Le monde médiéval a commencé à changer de cap au XIIe siècle, où a eu lieu une grande renaissance des villes, du commerce et du savoir. C’est le temps des universités et des écoles urbaines, imprégnées du platonisme chrétien si caractéristique de l’époque. C’est aussi l’époque de ce qu’on appelle la « querelle des universaux », une discussion qui portait sur l’existence des universaux., c'est-à-dire si les noms qui indiquaient une condition (« homme », « poulet », « table ») existaient réellement (à la manière des idées platoniciennes) ou si, au contraire, il n'existait que des entités individuelles. Pedro Abelardo (1079-1142), l'un des plus grands savants de l'époque (avec sa compagne Heloísa, l'une des plus figures célèbres de la philosophie médiévale) ont établi une « solution » à la dichotomie en combinant les deux courants.

Dans tous les centres de connaissance, la scolastique est la reine absolue, le véhicule par lequel se développent les études. Rappelons que la scolastique avait commencé avec saint Augustin et saint Anselme, et qu'elle reposait sur la tentative de concilier raison et foi. Nous avons un exemple très clair dans le Proséliligion de ce dernier, où saint Anselme tente de démontrer l'existence de Dieu par des déductions. Parmi les idées qu'il expose, on retrouve la fameuse argument ontologique dont discuteront plus tard des auteurs comme Emmanuel Kant.
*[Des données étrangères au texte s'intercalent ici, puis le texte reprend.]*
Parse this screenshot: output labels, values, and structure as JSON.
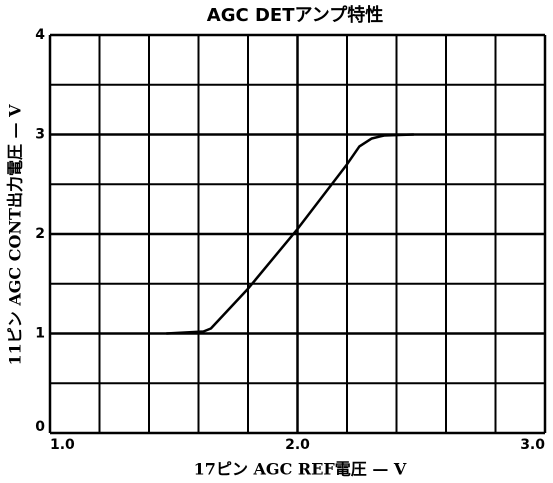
{
  "chart_data": {
    "type": "line",
    "title": "AGC DETアンプ特性",
    "xlabel": "17ピン AGC REF電圧 — V",
    "ylabel": "11ピン AGC CONT出力電圧 — V",
    "x": [
      1.47,
      1.62,
      1.65,
      1.8,
      2.0,
      2.2,
      2.25,
      2.3,
      2.35,
      2.47
    ],
    "series": [
      {
        "color": "#000000",
        "values": [
          1.0,
          1.02,
          1.05,
          1.45,
          2.05,
          2.7,
          2.88,
          2.96,
          2.99,
          3.0
        ]
      }
    ],
    "xlim": [
      1.0,
      3.0
    ],
    "ylim": [
      0,
      4
    ],
    "xticks": [
      {
        "value": 1.0,
        "label": "1.0"
      },
      {
        "value": 2.0,
        "label": "2.0"
      },
      {
        "value": 3.0,
        "label": "3.0"
      }
    ],
    "yticks": [
      0,
      1,
      2,
      3,
      4
    ],
    "xgrid": [
      1.2,
      1.4,
      1.6,
      1.8,
      2.2,
      2.4,
      2.6,
      2.8
    ],
    "ygrid": [
      0.5,
      1.5,
      2.5,
      3.5
    ],
    "grid": true
  }
}
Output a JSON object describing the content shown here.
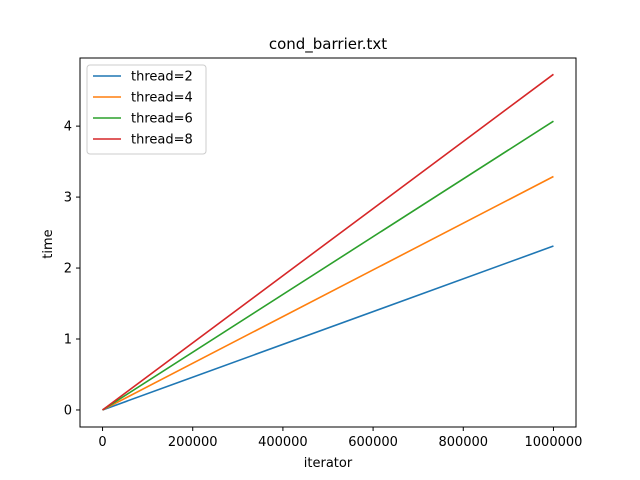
{
  "chart_data": {
    "type": "line",
    "title": "cond_barrier.txt",
    "xlabel": "iterator",
    "ylabel": "time",
    "xlim": [
      -50000,
      1050000
    ],
    "ylim": [
      -0.24,
      4.96
    ],
    "x_ticks": [
      0,
      200000,
      400000,
      600000,
      800000,
      1000000
    ],
    "x_tick_labels": [
      "0",
      "200000",
      "400000",
      "600000",
      "800000",
      "1000000"
    ],
    "y_ticks": [
      0,
      1,
      2,
      3,
      4
    ],
    "y_tick_labels": [
      "0",
      "1",
      "2",
      "3",
      "4"
    ],
    "grid": false,
    "legend_position": "upper-left",
    "x": [
      0,
      1000000
    ],
    "series": [
      {
        "name": "thread=2",
        "color": "#1f77b4",
        "x": [
          0,
          1000000
        ],
        "values": [
          0,
          2.31
        ]
      },
      {
        "name": "thread=4",
        "color": "#ff7f0e",
        "x": [
          0,
          1000000
        ],
        "values": [
          0,
          3.29
        ]
      },
      {
        "name": "thread=6",
        "color": "#2ca02c",
        "x": [
          0,
          1000000
        ],
        "values": [
          0,
          4.07
        ]
      },
      {
        "name": "thread=8",
        "color": "#d62728",
        "x": [
          0,
          1000000
        ],
        "values": [
          0,
          4.73
        ]
      }
    ]
  }
}
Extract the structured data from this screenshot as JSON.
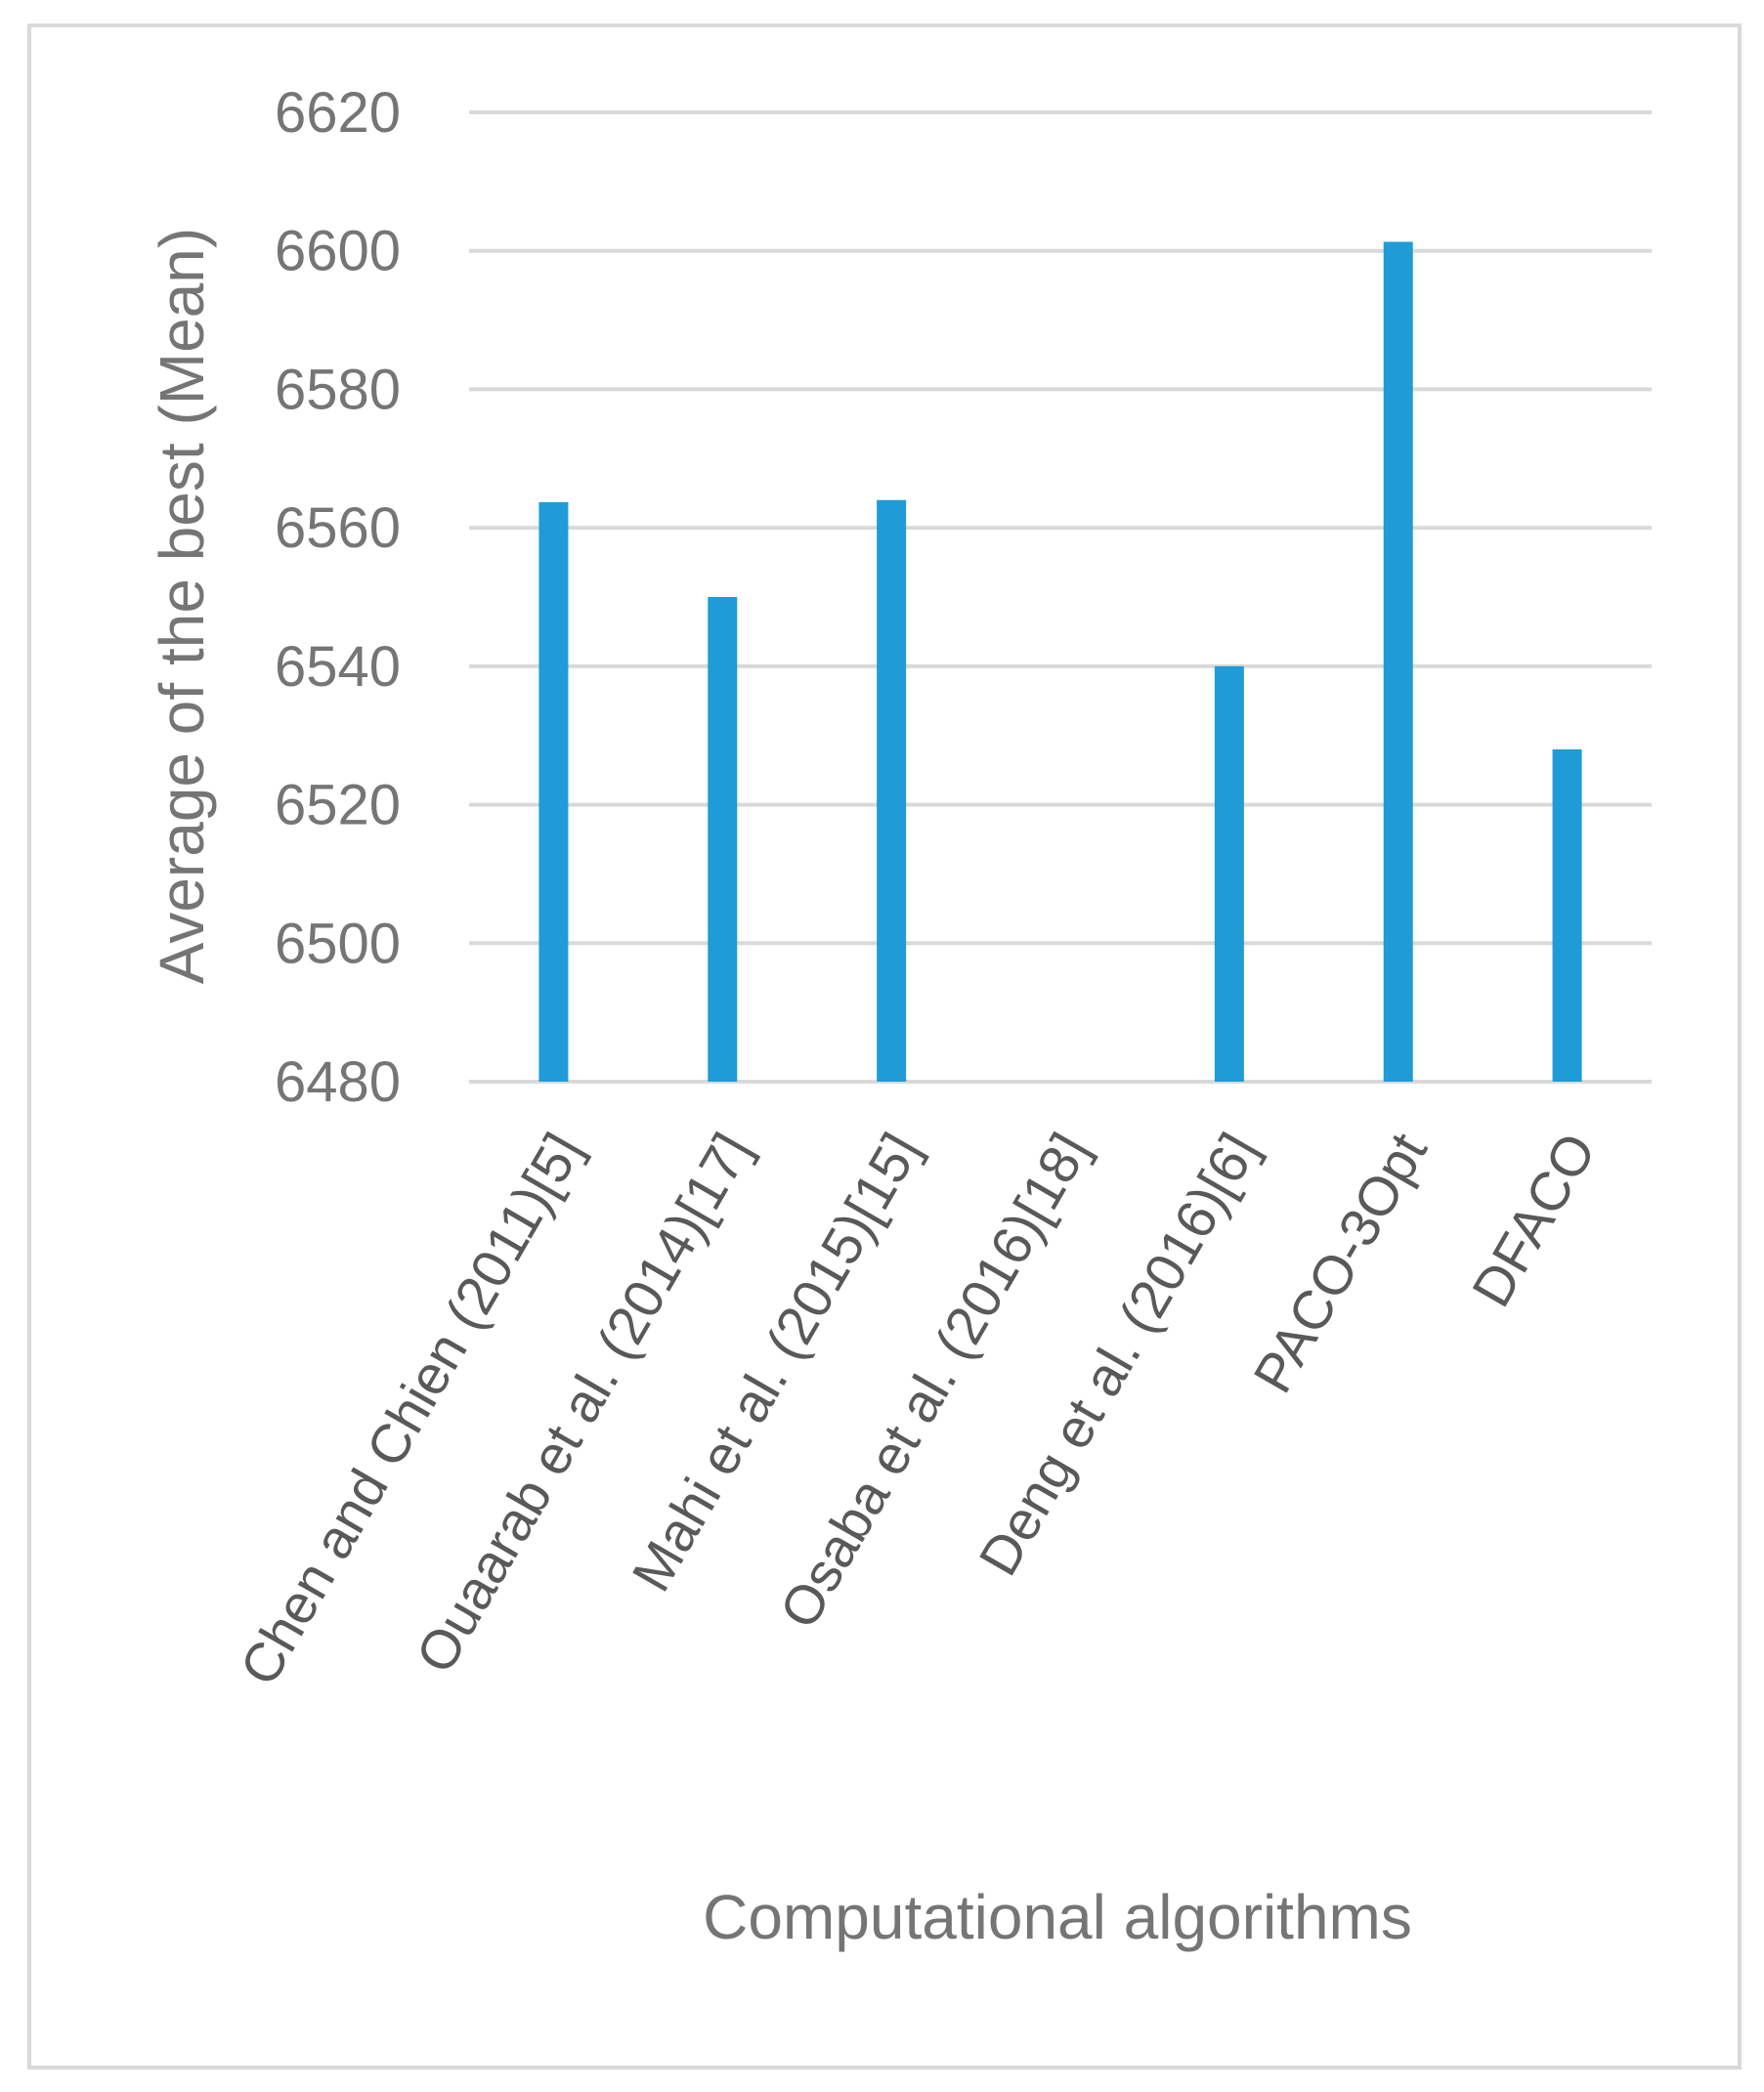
{
  "chart_data": {
    "type": "bar",
    "title": "",
    "xlabel": "Computational algorithms",
    "ylabel": "Average of the best  (Mean)",
    "ylim": [
      6480,
      6620
    ],
    "yticks": [
      6480,
      6500,
      6520,
      6540,
      6560,
      6580,
      6600,
      6620
    ],
    "grid": true,
    "legend": "none",
    "bar_color": "#1f9bd7",
    "categories": [
      "Chen and Chien (2011)[5]",
      "Ouaarab et al. (2014)[17]",
      "Mahi et al. (2015)[15]",
      "Osaba et al. (2016)[18]",
      "Deng et al. (2016)[6]",
      "PACO-3Opt",
      "DFACO"
    ],
    "values": [
      6563.7,
      6550,
      6564,
      6480,
      6540,
      6601.3,
      6528
    ]
  }
}
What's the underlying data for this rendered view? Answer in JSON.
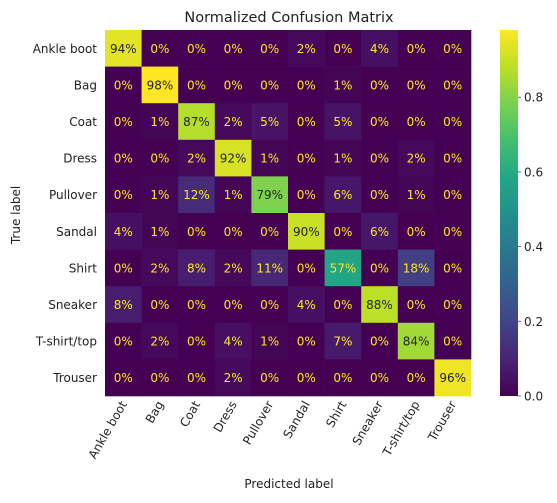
{
  "chart_data": {
    "type": "heatmap",
    "title": "Normalized Confusion Matrix",
    "xlabel": "Predicted label",
    "ylabel": "True label",
    "row_labels": [
      "Ankle boot",
      "Bag",
      "Coat",
      "Dress",
      "Pullover",
      "Sandal",
      "Shirt",
      "Sneaker",
      "T-shirt/top",
      "Trouser"
    ],
    "col_labels": [
      "Ankle boot",
      "Bag",
      "Coat",
      "Dress",
      "Pullover",
      "Sandal",
      "Shirt",
      "Sneaker",
      "T-shirt/top",
      "Trouser"
    ],
    "values": [
      [
        0.94,
        0.0,
        0.0,
        0.0,
        0.0,
        0.02,
        0.0,
        0.04,
        0.0,
        0.0
      ],
      [
        0.0,
        0.98,
        0.0,
        0.0,
        0.0,
        0.0,
        0.01,
        0.0,
        0.0,
        0.0
      ],
      [
        0.0,
        0.01,
        0.87,
        0.02,
        0.05,
        0.0,
        0.05,
        0.0,
        0.0,
        0.0
      ],
      [
        0.0,
        0.0,
        0.02,
        0.92,
        0.01,
        0.0,
        0.01,
        0.0,
        0.02,
        0.0
      ],
      [
        0.0,
        0.01,
        0.12,
        0.01,
        0.79,
        0.0,
        0.06,
        0.0,
        0.01,
        0.0
      ],
      [
        0.04,
        0.01,
        0.0,
        0.0,
        0.0,
        0.9,
        0.0,
        0.06,
        0.0,
        0.0
      ],
      [
        0.0,
        0.02,
        0.08,
        0.02,
        0.11,
        0.0,
        0.57,
        0.0,
        0.18,
        0.0
      ],
      [
        0.08,
        0.0,
        0.0,
        0.0,
        0.0,
        0.04,
        0.0,
        0.88,
        0.0,
        0.0
      ],
      [
        0.0,
        0.02,
        0.0,
        0.04,
        0.01,
        0.0,
        0.07,
        0.0,
        0.84,
        0.0
      ],
      [
        0.0,
        0.0,
        0.0,
        0.02,
        0.0,
        0.0,
        0.0,
        0.0,
        0.0,
        0.96
      ]
    ],
    "cell_labels": [
      [
        "94%",
        "0%",
        "0%",
        "0%",
        "0%",
        "2%",
        "0%",
        "4%",
        "0%",
        "0%"
      ],
      [
        "0%",
        "98%",
        "0%",
        "0%",
        "0%",
        "0%",
        "1%",
        "0%",
        "0%",
        "0%"
      ],
      [
        "0%",
        "1%",
        "87%",
        "2%",
        "5%",
        "0%",
        "5%",
        "0%",
        "0%",
        "0%"
      ],
      [
        "0%",
        "0%",
        "2%",
        "92%",
        "1%",
        "0%",
        "1%",
        "0%",
        "2%",
        "0%"
      ],
      [
        "0%",
        "1%",
        "12%",
        "1%",
        "79%",
        "0%",
        "6%",
        "0%",
        "1%",
        "0%"
      ],
      [
        "4%",
        "1%",
        "0%",
        "0%",
        "0%",
        "90%",
        "0%",
        "6%",
        "0%",
        "0%"
      ],
      [
        "0%",
        "2%",
        "8%",
        "2%",
        "11%",
        "0%",
        "57%",
        "0%",
        "18%",
        "0%"
      ],
      [
        "8%",
        "0%",
        "0%",
        "0%",
        "0%",
        "4%",
        "0%",
        "88%",
        "0%",
        "0%"
      ],
      [
        "0%",
        "2%",
        "0%",
        "4%",
        "1%",
        "0%",
        "7%",
        "0%",
        "84%",
        "0%"
      ],
      [
        "0%",
        "0%",
        "0%",
        "2%",
        "0%",
        "0%",
        "0%",
        "0%",
        "0%",
        "96%"
      ]
    ],
    "colorbar": {
      "min": 0.0,
      "max": 0.98,
      "ticks": [
        0.0,
        0.2,
        0.4,
        0.6,
        0.8
      ],
      "tick_labels": [
        "0.0",
        "0.2",
        "0.4",
        "0.6",
        "0.8"
      ]
    },
    "colormap": "viridis",
    "grid": false,
    "colors": {
      "text_on_dark": "#fde725",
      "text_on_light": "#222222"
    }
  }
}
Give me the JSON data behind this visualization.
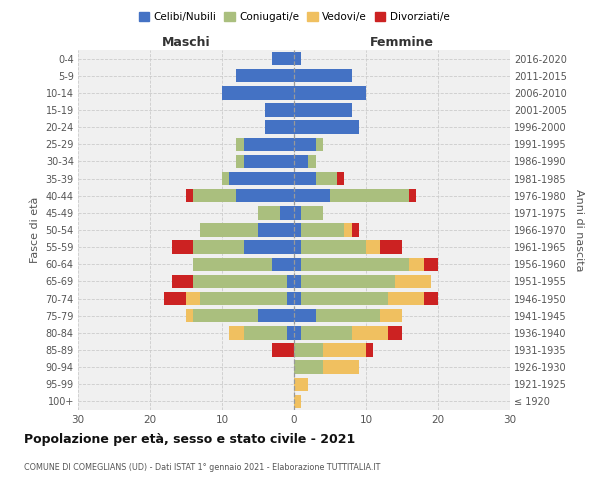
{
  "age_groups": [
    "100+",
    "95-99",
    "90-94",
    "85-89",
    "80-84",
    "75-79",
    "70-74",
    "65-69",
    "60-64",
    "55-59",
    "50-54",
    "45-49",
    "40-44",
    "35-39",
    "30-34",
    "25-29",
    "20-24",
    "15-19",
    "10-14",
    "5-9",
    "0-4"
  ],
  "birth_years": [
    "≤ 1920",
    "1921-1925",
    "1926-1930",
    "1931-1935",
    "1936-1940",
    "1941-1945",
    "1946-1950",
    "1951-1955",
    "1956-1960",
    "1961-1965",
    "1966-1970",
    "1971-1975",
    "1976-1980",
    "1981-1985",
    "1986-1990",
    "1991-1995",
    "1996-2000",
    "2001-2005",
    "2006-2010",
    "2011-2015",
    "2016-2020"
  ],
  "colors": {
    "celibi": "#4472C4",
    "coniugati": "#AABF7E",
    "vedovi": "#F0C060",
    "divorziati": "#CC2222"
  },
  "maschi": {
    "celibi": [
      0,
      0,
      0,
      0,
      1,
      5,
      1,
      1,
      3,
      7,
      5,
      2,
      8,
      9,
      7,
      7,
      4,
      4,
      10,
      8,
      3
    ],
    "coniugati": [
      0,
      0,
      0,
      0,
      6,
      9,
      12,
      13,
      11,
      7,
      8,
      3,
      6,
      1,
      1,
      1,
      0,
      0,
      0,
      0,
      0
    ],
    "vedovi": [
      0,
      0,
      0,
      0,
      2,
      1,
      2,
      0,
      0,
      0,
      0,
      0,
      0,
      0,
      0,
      0,
      0,
      0,
      0,
      0,
      0
    ],
    "divorziati": [
      0,
      0,
      0,
      3,
      0,
      0,
      3,
      3,
      0,
      3,
      0,
      0,
      1,
      0,
      0,
      0,
      0,
      0,
      0,
      0,
      0
    ]
  },
  "femmine": {
    "celibi": [
      0,
      0,
      0,
      0,
      1,
      3,
      1,
      1,
      1,
      1,
      1,
      1,
      5,
      3,
      2,
      3,
      9,
      8,
      10,
      8,
      1
    ],
    "coniugati": [
      0,
      0,
      4,
      4,
      7,
      9,
      12,
      13,
      15,
      9,
      6,
      3,
      11,
      3,
      1,
      1,
      0,
      0,
      0,
      0,
      0
    ],
    "vedovi": [
      1,
      2,
      5,
      6,
      5,
      3,
      5,
      5,
      2,
      2,
      1,
      0,
      0,
      0,
      0,
      0,
      0,
      0,
      0,
      0,
      0
    ],
    "divorziati": [
      0,
      0,
      0,
      1,
      2,
      0,
      2,
      0,
      2,
      3,
      1,
      0,
      1,
      1,
      0,
      0,
      0,
      0,
      0,
      0,
      0
    ]
  },
  "xlim": 30,
  "title": "Popolazione per età, sesso e stato civile - 2021",
  "subtitle": "COMUNE DI COMEGLIANS (UD) - Dati ISTAT 1° gennaio 2021 - Elaborazione TUTTITALIA.IT",
  "ylabel_left": "Fasce di età",
  "ylabel_right": "Anni di nascita",
  "xlabel_maschi": "Maschi",
  "xlabel_femmine": "Femmine",
  "legend_labels": [
    "Celibi/Nubili",
    "Coniugati/e",
    "Vedovi/e",
    "Divorziati/e"
  ],
  "background_color": "#f0f0f0"
}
Nous pouvons le résumer plus ou moins ainsi: Si toute l'humanité connaît le mot Dieu et sa signification, cela n'a aucun sens qu'il y ait ceux qui nient son existence, puisqu’un être parfait (et Dieu, par définition, l’est) ne peut exister que dans l’esprit de ceux qui le créent. ils imaginent.

Quelques siècles plus tard, Saint Thomas d'Aquin (1225-1274) revient sur le sujet dans ses cinq thèses, à travers lesquelles il tente de démontrer l'existence de Dieu par la causalité.. En ce sens, on voit l’influence qu’Aristote exerce sur le philosophe. Nous sommes maintenant au XIIIe siècle et l’œuvre grecque a commencé à pénétrer en Europe grâce à des philosophes arabes comme Averroès (1126-1198). Il s’agit d’une véritable révolution puisque, contrairement au platonisme, la philosophie aristotélicienne met l’accent sur l’expérience et l’observation de la réalité. Par conséquent, la philosophie médiévale commence à s’éloigner de la raison pour adopter l’expérience comme véhicule de transmission des connaissances. Ce n’est pas une petite révolution, si l’on considère ses conséquences. Car les enfants de cette nouvelle façon de voir le monde (beaucoup plus empirique) sont les savants du cercle d'Oxford, avec Roger Bacon (1220-1292) et Duns Scot (1266-1308) en tête. A Paris, voyant le « danger » qu’elle faisait peser sur la scolastique, la lecture d’Aristote fut interdite en 1210.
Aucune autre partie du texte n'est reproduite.